Earlier in the day, Defense Secretary Donald H. Rumsfeld made reference to links between Iraq and al Qaeda during a NATO meeting in Warsaw, Poland, but didn't offer details.
Administration officials, speaking on the condition of anonymity, said Rice's disclosure was significant because it marked the first time that the White House claimed that al Qaeda operated in areas of Iraq controlled by Saddam. It was an effort to counter suggestions that al Qaeda operatives were solely in the Kurdish area of northern Iraq, which he doesn't control. The disclosure is part of an effort to strengthen the case against Saddam, the officials said.
Previously, it's been known that Ansar al-Islam, an Islamic extremist group in northern Iraq, sent about a dozen of its members to bin Laden's camps. The group is largely composed of ethnic Kurds and had experimented with biological weapons, U.S. officials have said. But any links to Saddam's government were tenuous.
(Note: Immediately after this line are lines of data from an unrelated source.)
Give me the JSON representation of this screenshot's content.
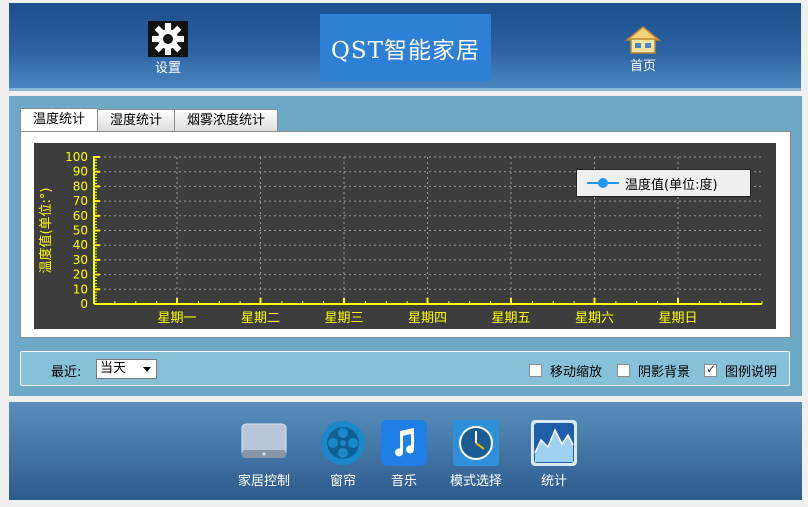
{
  "header": {
    "settings_label": "设置",
    "logo_text": "QST智能家居",
    "home_label": "首页"
  },
  "tabs": [
    {
      "label": "温度统计",
      "active": true
    },
    {
      "label": "湿度统计",
      "active": false
    },
    {
      "label": "烟雾浓度统计",
      "active": false
    }
  ],
  "chart_data": {
    "type": "line",
    "categories": [
      "星期一",
      "星期二",
      "星期三",
      "星期四",
      "星期五",
      "星期六",
      "星期日"
    ],
    "series": [
      {
        "name": "温度值(单位:度)",
        "values": []
      }
    ],
    "ylabel": "温度值(单位:°)",
    "ylim": [
      0,
      100
    ],
    "yticks": [
      0,
      10,
      20,
      30,
      40,
      50,
      60,
      70,
      80,
      90,
      100
    ],
    "grid": true,
    "legend_position": "top-right",
    "colors": {
      "background": "#3d3d3d",
      "axis": "#ffff00",
      "series": "#2196f3",
      "grid": "#9a9a9a"
    }
  },
  "controls": {
    "range_label": "最近:",
    "range_value": "当天",
    "options": [
      {
        "label": "移动缩放",
        "checked": false
      },
      {
        "label": "阴影背景",
        "checked": false
      },
      {
        "label": "图例说明",
        "checked": true
      }
    ]
  },
  "dock": [
    {
      "label": "家居控制",
      "icon": "monitor-icon"
    },
    {
      "label": "窗帘",
      "icon": "film-reel-icon"
    },
    {
      "label": "音乐",
      "icon": "music-note-icon"
    },
    {
      "label": "模式选择",
      "icon": "clock-icon"
    },
    {
      "label": "统计",
      "icon": "chart-icon"
    }
  ]
}
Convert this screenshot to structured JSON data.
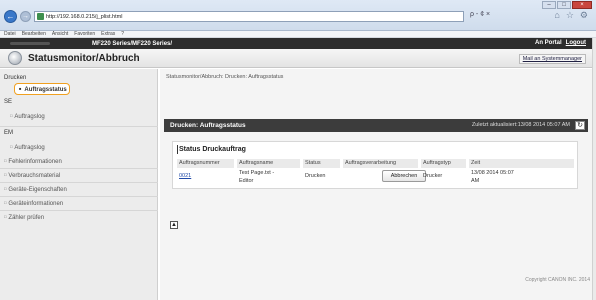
{
  "browser": {
    "address": "http://192.168.0.215/j_plist.html",
    "search_hint": "ρ - ¢ ×",
    "window_controls": {
      "minimize": "–",
      "maximize": "□",
      "close": "×"
    }
  },
  "menubar": [
    "Datei",
    "Bearbeiten",
    "Ansicht",
    "Favoriten",
    "Extras",
    "?"
  ],
  "header": {
    "model": "MF220 Series/MF220 Series/",
    "portal": "An Portal",
    "logout": "Logout"
  },
  "subheader": {
    "title": "Statusmonitor/Abbruch",
    "mail_admin": "Mail an Systemmanager"
  },
  "sidebar": {
    "drucken": "Drucken",
    "auftragsstatus": "Auftragsstatus",
    "se": "SE",
    "auftragslog_1": "Auftragslog",
    "em": "EM",
    "auftragslog_2": "Auftragslog",
    "fehlerinformationen": "Fehlerinformationen",
    "verbrauchsmaterial": "Verbrauchsmaterial",
    "geraete_eigenschaften": "Geräte-Eigenschaften",
    "geraeteinformationen": "Geräteinformationen",
    "zaehler_pruefen": "Zähler prüfen"
  },
  "main": {
    "breadcrumb": "Statusmonitor/Abbruch: Drucken: Auftragsstatus",
    "bar_title": "Drucken: Auftragsstatus",
    "updated": "Zuletzt aktualisiert:13/08 2014 05:07 AM",
    "panel_title": "Status Druckauftrag",
    "columns": [
      "Auftragsnummer",
      "Auftragsname",
      "Status",
      "Auftragsverarbeitung",
      "Auftragstyp",
      "Zeit"
    ],
    "row": {
      "nummer": "0021",
      "name_1": "Test Page.txt -",
      "name_2": "Editor",
      "status": "Drucken",
      "action": "Abbrechen",
      "typ": "Drucker",
      "zeit_1": "13/08 2014 05:07",
      "zeit_2": "AM"
    },
    "copyright": "Copyright CANON INC. 2014"
  }
}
Bin Laden has sought chemical, biological and nuclear weapons for a decade, U.S. intelligence officials have said. His followers are believed to have experimented with rudimentary chemical and biological weapons, but they lacked the sophistication to use them in a way that would kill large numbers of people.
Saddam's military used chemical weapons against Iran in the 1980s and on rebelling Iraqi Kurds. He also has researched biological and nuclear weapons — previously, the key complaint of the Bush administration against Saddam.
Saddam's government denies having any of these weapons.
After Sept. 11, officials in the Czech Republic said Mohamed Atta, believed to have led the suicide hijacking attacks, had met with an Iraqi intelligence agent in Prague, which some viewed as a link between Iraq and the attacks. But U.S. officials have since said they doubt the meeting took place.
The Iraqi government has been linked to other groups labeled terrorist by the United States, primarily those that oppose Iran and Israel.